Em relação à questão das novas tecnologias e as eleições que se aproximam, a ministra declarou que “temos de fato, olhando para trás, do mesmo modo que vemos um avançar da tecnologia sobre os processos políticos, eu também observo um avançar das estratégias de enfrentamento de dois problemas graves, que é a desinformação, cujo objetivo fundamentalmente é minar a confiança no sistema político eleitoral, e o discurso de ódio, que pretende excluir particularmente grupos numéricos minorizados, no Brasil. Então o que eu posso dizer, o que eu observo, seja da regulação produzida pelo TSE, seja das decisões frequentes do TSE, seja da preparação do seu corpo técnico, de juízes, juízas, promotores, promotoras, seja da criação de organismos importantes, eu diria estratégicos para lidar com essas duas disfuncionalidades, fundamentalmente a desinformação, a sensação que eu tenho é de confiança, é de crença que nós vivemos outros tempos e que a despeito desse aumento da desinformação, inclusive de novas práticas como as deepfakes, que são espécie de fake news, a despeito disso eu observo primeiro as pessoas mais preparadas, mais compreendendo o que é desinformação, as pessoas mais interessadas nos processos políticos. E outra coisa importante, a sociedade brasileira cada vez mais rejeitando essa ideia de comunicação violenta, de enfrentamento de problemas comuns pela briga, pela guerra. O meu sentimento é que nós vamos enfrentar um resultado muito profícuo nas eleições de 2024”, finalizou Lôbo.

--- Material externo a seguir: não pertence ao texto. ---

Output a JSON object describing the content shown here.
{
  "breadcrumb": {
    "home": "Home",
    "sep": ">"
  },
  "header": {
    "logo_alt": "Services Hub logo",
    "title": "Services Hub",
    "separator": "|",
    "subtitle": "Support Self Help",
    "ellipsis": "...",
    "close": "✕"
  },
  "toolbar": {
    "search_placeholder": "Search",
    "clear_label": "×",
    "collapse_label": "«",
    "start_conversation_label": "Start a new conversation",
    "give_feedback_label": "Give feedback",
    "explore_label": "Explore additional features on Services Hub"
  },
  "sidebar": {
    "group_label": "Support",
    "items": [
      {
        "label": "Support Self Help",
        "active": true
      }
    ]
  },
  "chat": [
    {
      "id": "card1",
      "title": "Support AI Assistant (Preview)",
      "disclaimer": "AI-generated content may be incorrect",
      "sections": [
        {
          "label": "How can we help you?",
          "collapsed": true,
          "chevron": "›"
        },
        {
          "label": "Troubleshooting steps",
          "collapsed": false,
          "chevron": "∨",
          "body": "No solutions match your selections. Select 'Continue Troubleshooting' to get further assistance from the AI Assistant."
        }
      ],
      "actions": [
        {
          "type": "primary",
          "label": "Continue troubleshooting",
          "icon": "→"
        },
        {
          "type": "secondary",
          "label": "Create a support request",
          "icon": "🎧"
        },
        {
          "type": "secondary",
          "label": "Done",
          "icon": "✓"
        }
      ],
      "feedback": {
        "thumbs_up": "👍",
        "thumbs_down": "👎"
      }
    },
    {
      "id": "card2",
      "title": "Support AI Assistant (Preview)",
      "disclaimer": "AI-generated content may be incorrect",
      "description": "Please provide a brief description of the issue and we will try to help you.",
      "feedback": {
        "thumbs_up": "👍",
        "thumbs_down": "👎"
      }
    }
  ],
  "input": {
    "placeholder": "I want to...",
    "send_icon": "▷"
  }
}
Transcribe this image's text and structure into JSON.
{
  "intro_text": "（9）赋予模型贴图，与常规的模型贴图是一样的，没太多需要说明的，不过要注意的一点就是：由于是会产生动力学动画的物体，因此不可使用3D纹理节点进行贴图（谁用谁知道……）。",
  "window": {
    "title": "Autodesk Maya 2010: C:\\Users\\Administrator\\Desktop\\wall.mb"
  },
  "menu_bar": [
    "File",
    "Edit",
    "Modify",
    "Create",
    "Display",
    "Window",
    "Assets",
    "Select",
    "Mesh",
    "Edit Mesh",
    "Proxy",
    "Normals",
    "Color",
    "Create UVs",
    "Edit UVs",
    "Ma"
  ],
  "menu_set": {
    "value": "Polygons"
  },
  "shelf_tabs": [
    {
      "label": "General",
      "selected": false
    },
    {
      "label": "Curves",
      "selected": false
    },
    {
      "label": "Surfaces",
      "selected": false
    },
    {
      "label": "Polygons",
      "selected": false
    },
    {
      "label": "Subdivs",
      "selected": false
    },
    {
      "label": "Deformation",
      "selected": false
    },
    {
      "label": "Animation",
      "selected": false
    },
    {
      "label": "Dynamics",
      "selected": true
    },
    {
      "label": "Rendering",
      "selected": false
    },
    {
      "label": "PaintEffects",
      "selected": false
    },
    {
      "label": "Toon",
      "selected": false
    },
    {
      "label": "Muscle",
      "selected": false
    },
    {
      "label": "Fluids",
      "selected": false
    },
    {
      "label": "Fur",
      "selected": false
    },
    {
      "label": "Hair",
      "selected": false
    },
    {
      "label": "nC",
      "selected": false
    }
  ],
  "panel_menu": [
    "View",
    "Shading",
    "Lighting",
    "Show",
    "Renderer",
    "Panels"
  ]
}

Professor doutor da Pontifícia Universidade Católica de São Paulo (PUC/SP), Georges Abboud afirmou que ser um grande prazer estar mais uma vez na Escola da Magistratura do Estado do Amazonas, desta vez para tratar sobre a questão da crise democrática e a função do Poder Judiciário. “A minha ideia é fazer uma evolução histórica de demonstrar como o Judiciário foi o último poder a se tornar independente e na primeira Constituição que a Independência Judicial aparece, que é a Constituição da República de Weimar, permanência ou a derrocada do Judiciário é um ponto fundamental para a manutenção ou queda da democracia. Então, a minha ideia é abordar essa evolução histórica na perspectiva do direito constitucional para tratar atualmente como a manutenção do Judiciário independente é o esteio crucial de um funcionamento sadio de uma democracia constitucional”, disse Abboud.

Lançamentos

Logo após as palestras, ocorreu o lançamento de quatro obras de autores amazonenses, operadores do Direito.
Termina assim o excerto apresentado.